BGH stärkt die Rechte homosexueller Eltern. Außerdem in der Presseschau: Reker-Attentäter schuldfähig, keine Gebühr für Wohnungsbesichtigung, kein Doktor für Snowden, Jubiläum des Grundrechtereports und Maas zur "Debattenkultur".
Thema des Tages
BGH zu zwei Müttern: In einer lesbischen Ehe wird nach südafrikanischem Recht auch die Ehefrau einer Mutter rechtlich als Mutter angesehen, wenn ihre Partnerin ein Kind zur Welt bringt. Diese südafrikanische Regelung muss auch in Deutschland anerkannt werden, entschied der Bundesgerichtshof. Im vorliegenden Fall hat eine Deutsch-Südafrikanerin beim Standesamt Berlin beantragt, das leibliche Kind ihrer südafrikanischen Ehefrau im Geburtenregister und das Ehepaar als Eltern eintragen zu lassen. Die Behörde hatte ihr dies versagt unter Hinweis darauf, dass das deutsche Recht lediglich die Südafrikanerin als Mutter ansehe. Die Karlsruher Richter verpflichteten das Standesamt nun zur Eintragung, das Kind stamme nach südafrikanischem Recht auch von der nicht-leiblichen Mutter ab und habe damit die deutsche Staatsbürgerschaft, schreiben tagesschau.de (Klaus Hempel), SZ (Wolfgang Janisch), FR (Ursula Knapp) und FAZ (Marlene Grunert) über einen nun veröffentlichen Beschluss vom April diesen Jahres.
"Willkommen im 21. Jahrhundert", kommentiert Wolfgang Janisch (SZ) die Entscheidung. Die Fragen rund um das Thema Familie würden dringender, da zum einen gleichgeschlechtliche Lebenspartnerschaften und Ehen häufiger eingegangen würden und zum anderen die Reproduktionsmedizin Fortschritte mache und sich in beiden Fällen die Rechtslage von Land zu Land unterscheide. Reformbedarf zeige sich insbesondere bei der Frage der Leihmutterschaft – es brauche endlich Klarheit, was Familie im 21. Jahrhundert bedeute.
Rechtspolitik
Sichere Maghrebstaaten: Am morgigen Freitag will der Bundesrat darüber abstimmen, ob die Maghrebstaaten als sichere Herkunftsländer anzusehen sind. Das Hbl (sk) weist in einer Meldung noch einmal darauf hin, dass dafür auch die Stimmen der grün regierten Länder notwendig sind, welche das geplante Gesetz überwiegend ablehnen. Die taz (Ulrich Schulte) erklärt, warum es unwahrscheinlich sei, dass die Grünen ihre Zustimmung geben – obwohl die Regierung nun noch Kompromisse anbiete.
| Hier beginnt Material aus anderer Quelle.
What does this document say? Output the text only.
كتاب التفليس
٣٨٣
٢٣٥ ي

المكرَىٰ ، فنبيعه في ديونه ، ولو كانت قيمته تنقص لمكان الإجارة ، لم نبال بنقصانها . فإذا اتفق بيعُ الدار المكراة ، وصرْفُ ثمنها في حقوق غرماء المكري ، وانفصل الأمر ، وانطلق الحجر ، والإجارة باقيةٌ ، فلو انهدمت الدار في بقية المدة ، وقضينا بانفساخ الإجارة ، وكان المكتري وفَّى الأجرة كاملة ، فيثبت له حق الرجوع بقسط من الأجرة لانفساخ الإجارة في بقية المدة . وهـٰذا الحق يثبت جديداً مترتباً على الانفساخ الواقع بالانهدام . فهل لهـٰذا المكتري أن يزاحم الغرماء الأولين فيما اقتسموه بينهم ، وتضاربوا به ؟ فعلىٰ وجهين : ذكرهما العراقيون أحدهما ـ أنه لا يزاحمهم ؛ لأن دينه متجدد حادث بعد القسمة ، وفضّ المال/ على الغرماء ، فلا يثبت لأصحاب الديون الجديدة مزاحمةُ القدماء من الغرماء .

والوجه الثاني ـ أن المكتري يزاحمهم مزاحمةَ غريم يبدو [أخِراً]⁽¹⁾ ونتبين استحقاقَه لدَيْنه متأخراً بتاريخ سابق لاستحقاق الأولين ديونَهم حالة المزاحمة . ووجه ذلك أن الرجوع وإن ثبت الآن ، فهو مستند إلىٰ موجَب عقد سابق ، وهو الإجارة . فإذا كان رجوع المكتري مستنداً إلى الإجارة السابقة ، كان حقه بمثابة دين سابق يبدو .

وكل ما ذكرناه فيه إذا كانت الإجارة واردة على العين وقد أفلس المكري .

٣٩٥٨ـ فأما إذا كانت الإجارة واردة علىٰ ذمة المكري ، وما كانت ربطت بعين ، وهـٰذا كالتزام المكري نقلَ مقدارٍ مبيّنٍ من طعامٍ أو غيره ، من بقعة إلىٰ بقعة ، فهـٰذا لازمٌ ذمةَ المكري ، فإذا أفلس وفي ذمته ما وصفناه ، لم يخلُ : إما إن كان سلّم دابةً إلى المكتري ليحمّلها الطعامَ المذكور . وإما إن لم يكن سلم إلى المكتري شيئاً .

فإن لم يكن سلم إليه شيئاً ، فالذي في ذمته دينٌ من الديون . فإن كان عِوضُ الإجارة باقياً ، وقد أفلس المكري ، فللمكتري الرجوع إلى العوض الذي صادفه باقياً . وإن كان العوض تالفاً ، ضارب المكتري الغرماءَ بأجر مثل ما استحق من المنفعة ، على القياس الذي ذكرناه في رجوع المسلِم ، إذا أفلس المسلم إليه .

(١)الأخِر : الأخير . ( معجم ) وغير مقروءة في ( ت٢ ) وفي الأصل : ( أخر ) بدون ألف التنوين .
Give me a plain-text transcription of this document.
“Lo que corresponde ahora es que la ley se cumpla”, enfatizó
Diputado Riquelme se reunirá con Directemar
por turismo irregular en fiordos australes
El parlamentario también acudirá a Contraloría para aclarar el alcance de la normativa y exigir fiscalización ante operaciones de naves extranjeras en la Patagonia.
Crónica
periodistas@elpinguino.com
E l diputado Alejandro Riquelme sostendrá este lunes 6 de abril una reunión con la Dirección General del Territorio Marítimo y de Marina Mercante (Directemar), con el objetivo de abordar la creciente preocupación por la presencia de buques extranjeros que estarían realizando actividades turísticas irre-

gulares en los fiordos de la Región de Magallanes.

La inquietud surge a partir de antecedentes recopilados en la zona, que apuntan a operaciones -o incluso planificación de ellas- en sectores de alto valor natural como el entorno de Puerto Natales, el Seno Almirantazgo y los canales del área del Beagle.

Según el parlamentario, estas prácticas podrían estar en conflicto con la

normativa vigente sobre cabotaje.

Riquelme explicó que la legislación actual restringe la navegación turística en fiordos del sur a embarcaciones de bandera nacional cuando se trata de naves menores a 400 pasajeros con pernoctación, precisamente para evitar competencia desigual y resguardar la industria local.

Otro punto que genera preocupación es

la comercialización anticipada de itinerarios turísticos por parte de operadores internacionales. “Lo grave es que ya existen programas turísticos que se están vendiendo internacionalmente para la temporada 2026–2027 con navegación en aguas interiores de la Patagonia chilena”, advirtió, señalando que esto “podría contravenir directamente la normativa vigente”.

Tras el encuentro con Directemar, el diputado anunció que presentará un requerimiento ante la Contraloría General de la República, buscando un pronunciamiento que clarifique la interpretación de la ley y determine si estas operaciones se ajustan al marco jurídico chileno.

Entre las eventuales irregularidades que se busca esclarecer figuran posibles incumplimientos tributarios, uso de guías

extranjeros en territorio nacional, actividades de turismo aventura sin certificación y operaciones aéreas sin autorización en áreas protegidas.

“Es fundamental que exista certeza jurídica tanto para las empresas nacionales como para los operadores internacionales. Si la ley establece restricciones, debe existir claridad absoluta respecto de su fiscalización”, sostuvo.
Die taz (Jan Schapira) betont in einem ausführlichen Artikel am Beispiel Marokko, gegen die Einstufung als sichere Herkunftsländer spreche, dass die Rechte Homosexueller in den Maghrebstaaten nicht geachtet würden.
Erbschaftsteuer: Wie das Hbl (dri) meldet, geben Sigmar Gabriel (SPD), Wolfgang Schäuble (CDU) und Horst Seehofer (CSU) vor dem heutigen Treffen übereinstimmend an, dass sie sich wohl über die Erbschaftsteuer einigen werden. Der Beitrag erinnert an die strittigen Punkte.
Sexualstrafrecht: Jost Müller-Neuhof (Tsp) erklärt, warum eine "Nein heißt Nein"-Reform zwar nicht nötig, aber sinnvoll sei. Eine Schutzlücke gebe es im deutschen Sexualstrafrecht so nicht, erklärt er, dies verhinderten die ohnehin schon scharfen Regelungen sowie entsprechende Rechtsprechung. Allerdings erzeugten einzelne fehlerhafte Entscheidungen des Bundesgerichtshofs ein verzerrtes Bild. Das Thema tauge daher nicht für politische Richtungsweisungen, aber für "allerlei Kampagnen auf gefühliger Flamme".
Kontrollgremium: lto.de greift die Kritik des Deutschen Anwaltvereins an den Beschlüssen der Regierungskoalition in Sachen Parlamentarisches Kontrollgremium für die Geheimdienste auf. Der DAV fordert einen unabhängigen "Anwalt der Betroffenen".
Justiz
OLG Düsseldorf – Reker-Attentat: Frank S., der die Kölner Oberbürgermeisterin Henriette Reker lebensgefährlich verletzt hatte, ist voll schuldfähig. Zu diesem Schluss kam der Gutachter Norbert Leygraf. Für verminderte Schuldfähigkeit gebe es keine Hinweise, meldet die FAZ (Reiner Burger). spiegel.de (Wiebke Ramm) gibt die Erklärungen des Psychiaters wieder.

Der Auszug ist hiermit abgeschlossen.